Friday, August 20, 2010

Necessity as the mother of invention

I'm sure you've heard the Plato's phrase "Necessity is the Mother of Invention".. .

A couple of weeks ago, I was introduced to someone who once again drove this home. His name is Matthew Browning. He's a nurse and founder of a really cool web application service called "Your Nurse is On". Here's his story...

As a senior nurse working in a hospital environment, he found that he was spending an enormous amount of time trying to hunt down other nurses to work shifts to cover for nurses who couldn't work on their scheduled shifts. Apparently, shifting shifts is really common and disruptive in the healthcare field. He would find himself calling one nurse after another to find out if they were interested and available in working the shift in question. The nurses would often be irritated at being bothered on their days off, and had little say over whether or not they would be asked to work the extra shifts.

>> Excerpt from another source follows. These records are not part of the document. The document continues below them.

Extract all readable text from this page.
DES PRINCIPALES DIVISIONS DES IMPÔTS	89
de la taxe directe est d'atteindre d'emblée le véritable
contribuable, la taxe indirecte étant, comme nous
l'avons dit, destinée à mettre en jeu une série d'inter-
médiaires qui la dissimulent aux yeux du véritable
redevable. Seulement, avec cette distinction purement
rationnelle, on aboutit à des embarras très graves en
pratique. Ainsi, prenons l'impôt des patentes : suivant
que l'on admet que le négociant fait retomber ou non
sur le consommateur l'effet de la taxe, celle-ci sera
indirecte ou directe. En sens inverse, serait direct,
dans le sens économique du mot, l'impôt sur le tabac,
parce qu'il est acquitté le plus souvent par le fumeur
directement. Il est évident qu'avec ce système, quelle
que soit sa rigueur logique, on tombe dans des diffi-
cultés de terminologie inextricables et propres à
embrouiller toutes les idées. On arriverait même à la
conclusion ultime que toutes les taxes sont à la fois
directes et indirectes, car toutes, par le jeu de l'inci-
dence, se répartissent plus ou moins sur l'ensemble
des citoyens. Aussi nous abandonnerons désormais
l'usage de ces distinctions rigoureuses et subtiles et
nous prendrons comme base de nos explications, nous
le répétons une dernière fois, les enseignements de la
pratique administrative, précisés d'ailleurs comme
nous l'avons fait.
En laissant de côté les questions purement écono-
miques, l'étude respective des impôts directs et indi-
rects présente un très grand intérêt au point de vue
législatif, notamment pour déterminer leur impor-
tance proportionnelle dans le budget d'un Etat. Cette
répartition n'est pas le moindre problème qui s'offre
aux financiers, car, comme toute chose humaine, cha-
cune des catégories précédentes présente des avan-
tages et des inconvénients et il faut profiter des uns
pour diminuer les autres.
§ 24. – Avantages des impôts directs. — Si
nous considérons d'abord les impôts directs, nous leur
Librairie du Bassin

Finally, Matthew decided to do something about it. He created Your Nurse is On, a web-based service that instantly contacts the right nurses on their preferred devices. Nurses (supply) sign up and indicate all of their expertise, location and communication preferences. Administrators (demand) can simultaneously send out queries to qualified, interested nurses. Simple, elegant, solves one problem REALLY WELL. Matthew found that his own time in trying to schedule was cut from as much as 10 hours a week to about 10 minutes a week. WOW. Now, Matthew is still a nurse, but he's also CEO of a new small business that sells an award-winning SAS application -- Your Nurse is On (YNIO) -- that is helping nurse staffing nationwide. Awesome story.

Anyway... the lesson of Matthew is that focusing on YOUR OWN PROBLEMS is often one of the very best ways to have deep customer empathy and devise great solutions that really delight.